“Race, Racism, and Southern Myths”
by William Sturkey
“In 2010, two historians edited a collection of thirteen essays written by white historians about “The Myth of Southern Exceptionalism.” Admittedly, I am not fully aware of the process of selecting the contributors to this volume, nor am I suggesting that this is an isolated intellectual exercise. In publications and conference rooms across the world—including those on my own campus—scholars of all racial and ethnic backgrounds have debated the notion of Southern distinctiveness. The most common device employed in such debates is the observation that racial segregation, oppression, and activism also existed outside the South.

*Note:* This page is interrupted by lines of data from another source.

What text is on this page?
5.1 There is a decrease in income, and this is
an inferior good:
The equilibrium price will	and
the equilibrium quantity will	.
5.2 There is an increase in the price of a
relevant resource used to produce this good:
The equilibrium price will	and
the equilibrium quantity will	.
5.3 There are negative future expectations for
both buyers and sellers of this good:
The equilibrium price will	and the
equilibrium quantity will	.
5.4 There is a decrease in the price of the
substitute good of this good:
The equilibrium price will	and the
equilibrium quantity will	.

For millions of African Americans, however, there has never been any question that the South is indeed exceptional. The South’s exceptionalism exists in Black memory and imagination because it is the only place in the United States where such high numbers and percentages of the Black population were enslaved. Further, it is the only place in the United States where the Southern system of racial apartheid known as Jim Crow pervaded Black life for nearly one hundred years after Emancipation.
When Mississippi migrant, Gus Courts, testified to a Senate Subcommittee in 1957, he called himself and other Black migrants, “American refugees from the terror in the South.” A voting rights activist, Courts fled Mississippi for Chicago soon after he was nearly killed in a drive-by shooting in retribution for his activism. One of Courts’ closest friends, Reverend George Lee, had been killed just six months prior. In Chicago, as in Mississippi, Gus Courts was not free to live anywhere he wanted because he was Black. Nonetheless, Courts saw the South as exceptional because of the pervasive state-supported and community organized anti-Black violence that undergirded Southern Jim Crow. In Chicago, unlike Mississippi, he could at least vote without being shot.